You should not think about statistical significance strictly from a binary perspective. Instead, consider whether the effect size is large enough to be practically significant and if the estimate is sufficiently precise.
Unfortunately, the confidence interval for the effectiveness of the AIDS vaccine extends from 1% to 52%. The vaccine might work almost none of the time up to half the time. The confidence interval reveals that the estimated effect size is both small and imprecise. In this case, the P value provides a misleading idea about what the data show.
Related post: Practical vs. Statistical Significance
Tip 4: The Plausibility of the Alternative Hypothesis Matters
As we evaluate P values in statistical hypothesis tests, there is a tendency to think that similar P values across studies provide similar support for the alternative hypothesis. For example, a P value of 0.04 in one study seems to provide the same amount of evidence as a P value of 0.04 in another study. However, simulation studies show that the plausibility of the study’s alternative hypothesis greatly affects the false positive rate.
For instance, with a P value of 0.05, a highly plausible alternative hypothesis is associated with a false positive rate of at least 12% while an implausible alternative has a rate of at least 76%! In other words, if you are studying an implausible alternative hypothesis and you obtain a significant P value, there is a greater probability that the alternative hypothesis is not actually correct.
Extraordinary claims require extraordinary evidence—consider the plausibility of the alternative hypothesis in conjunction with the P value. A significant P value doesn’t absolve us of using our common sense while interpreting the results. If you hear about a startling study that produces unprecedented results, don’t let that initial significant P value sway you too much. Wait until the other studies replicate the findings before you trust them!
No studies of other AIDS vaccines have provided sufficient evidence to reject the null hypothesis. This pattern demonstrates it is unlikely that the alternative hypothesis is true for the Thai study. In this scenario, we can expect false positive rates of around 75%! For this scenario, replicating the results with other studies is crucial—see tip #4.
Tip 5: Use Your Expertise
You must apply your subject area expertise to all facets of statistical hypothesis testing to avoid misleading results. Investigators should use their expertise to evaluate the validity of the experimental design, proposed mechanisms behind the effect, practical significance of the effect, the plausibility of the alternative hypothesis, and so on. Expertise transforms statistical results from numbers into meaningful findings that you can trust.

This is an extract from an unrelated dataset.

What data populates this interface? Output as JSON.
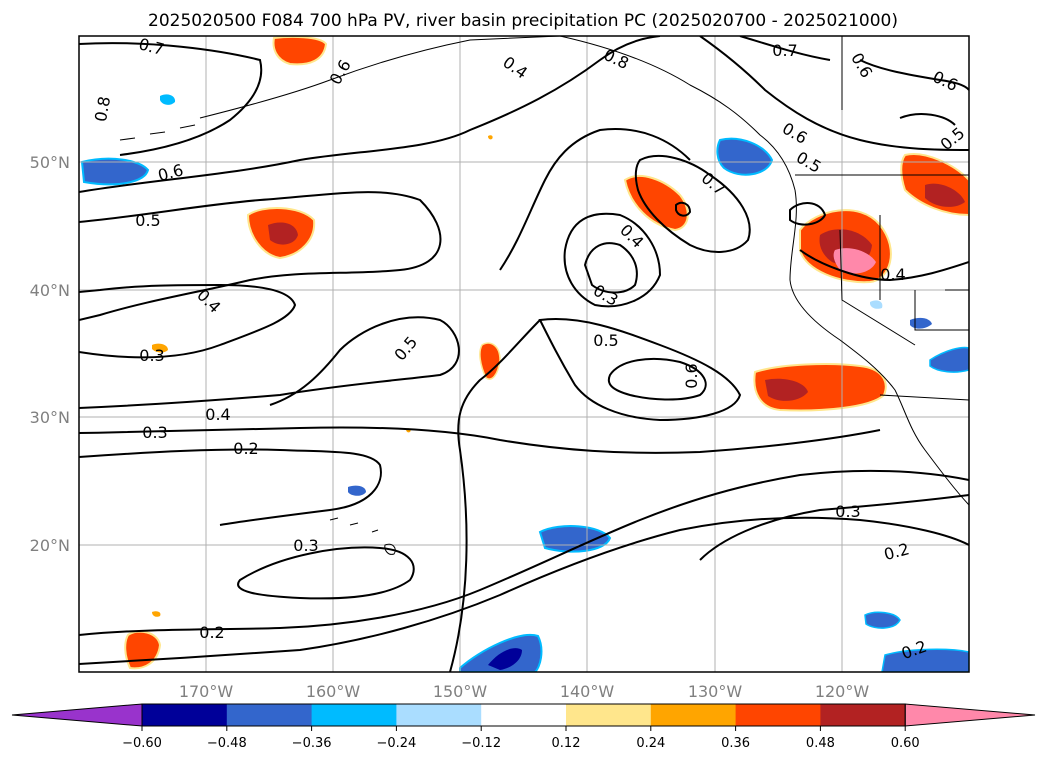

Evaluating the Hypothesis Test Results for the AIDS Vaccine Study
In this post, we looked at an AIDS vaccine study that had statistically significant results. However, we saw the following:
- The P value of 0.039 is not compelling evidence by itself.
- The vaccine does not have a proven track record of significant results.
- The confidence interval indicates that that the estimated effect size is both small and imprecise.
- Studies of other AIDS vaccines have not had significant results, which suggest that the alternative hypothesis in the Thai study is implausible.
Taken together, the additional considerations should make us cautious about potentially misleading results. In other words, we shouldn’t pop open a bottle of champagne and start mass producing the vaccine yet. We need to wait and see if other studies will replicate these results. We also need to keep an eye on the effect size in future studies to determine whether the vaccine’s effectiveness is practically significant.
Now that’s a much more thorough assessment than simply noting that the P value is statistically significant!